Third, to all who are helping to raise little ones, I would call on you to aim above all else to bring them up in the discipline and instruction of the Lord, Eph. 6:4. That great aim will give you a sense of direction in all of your other responsibilities toward that child. Do you want to know how to discipline the child? Remember you are doing it for the Lord. Let that fact govern what you do. Do you want to know how to train or instruct a child? Remember, you are trying to bring them up in the Lord and let that guide you. Do you want to know what kind of values to teach a child? Remember you are raising that little one for the Lord.

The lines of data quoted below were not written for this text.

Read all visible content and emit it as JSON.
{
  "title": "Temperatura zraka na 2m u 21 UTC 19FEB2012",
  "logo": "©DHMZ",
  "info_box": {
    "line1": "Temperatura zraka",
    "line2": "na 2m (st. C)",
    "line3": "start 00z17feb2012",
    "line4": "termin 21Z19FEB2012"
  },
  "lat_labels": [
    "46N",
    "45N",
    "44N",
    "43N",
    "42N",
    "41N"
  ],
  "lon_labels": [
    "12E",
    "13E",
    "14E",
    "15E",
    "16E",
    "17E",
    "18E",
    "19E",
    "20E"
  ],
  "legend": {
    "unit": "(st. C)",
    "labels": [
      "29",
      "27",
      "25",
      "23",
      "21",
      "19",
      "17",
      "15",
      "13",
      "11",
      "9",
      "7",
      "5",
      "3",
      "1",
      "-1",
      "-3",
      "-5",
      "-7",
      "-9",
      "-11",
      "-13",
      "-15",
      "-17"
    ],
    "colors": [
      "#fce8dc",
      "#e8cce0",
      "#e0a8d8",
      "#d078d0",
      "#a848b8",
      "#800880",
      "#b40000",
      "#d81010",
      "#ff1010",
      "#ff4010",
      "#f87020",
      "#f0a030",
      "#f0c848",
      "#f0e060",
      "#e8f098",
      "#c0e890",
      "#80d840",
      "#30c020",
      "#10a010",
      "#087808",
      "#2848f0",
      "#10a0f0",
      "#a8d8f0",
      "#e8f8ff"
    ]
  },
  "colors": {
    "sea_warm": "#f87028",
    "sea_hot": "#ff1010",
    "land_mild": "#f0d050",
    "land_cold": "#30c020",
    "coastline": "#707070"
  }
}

Give that child a healthy sense of proportion in life - a picture of himself and of God.

And then the fourth principle is to go about serving the Lord so that an atmosphere is created where children are valued and children are loved but where children do not govern the home and are not the focus of the whole thing. It is not good for a little child to be made the center of the whole universe. It is interesting in the book of Acts, it is grown- ups first in their responsibility to the Lord, and then children come in in that kind of situation.

And a fifth principle is to remember to draw on the wisdom of the ages as you raise your children. One of the problems with raising little ones is that by the time you get to the place where you realize, "Boy, I wish I had done this differently. If I had known this! What can I do now?" By the time you can see all that perspective, you have raised your children. The only way I can see to avoid that kind of a problem is for us to make sure that we draw on the wisdom of those who have already done it. Value the wisdom of experience. Don't assume everything before your generation is invalid. Especially in a congregation, draw on grandmas and grandpas around you. Draw on their wisdom and their love for little ones and their blessing to you and your family.

The privilege of caring about children is one way of having a partnership with God that goes on through all of our lives because God cares for little ones. What that means especially is that we want to examine the blessing that we have in being God's children. Those who receive Christ, who believe in him, have the right to become children of God, John 1:12. We can live as children in God's family. Maybe today you would like to make a beginning at that. Maybe you would like to become a Christian this very morning. Maybe you are a Christian and you need the prayers of your family in the Lord. If so, or if there is some other way we can be of help today, would you please let that be known right now. Come, while we stand and sing.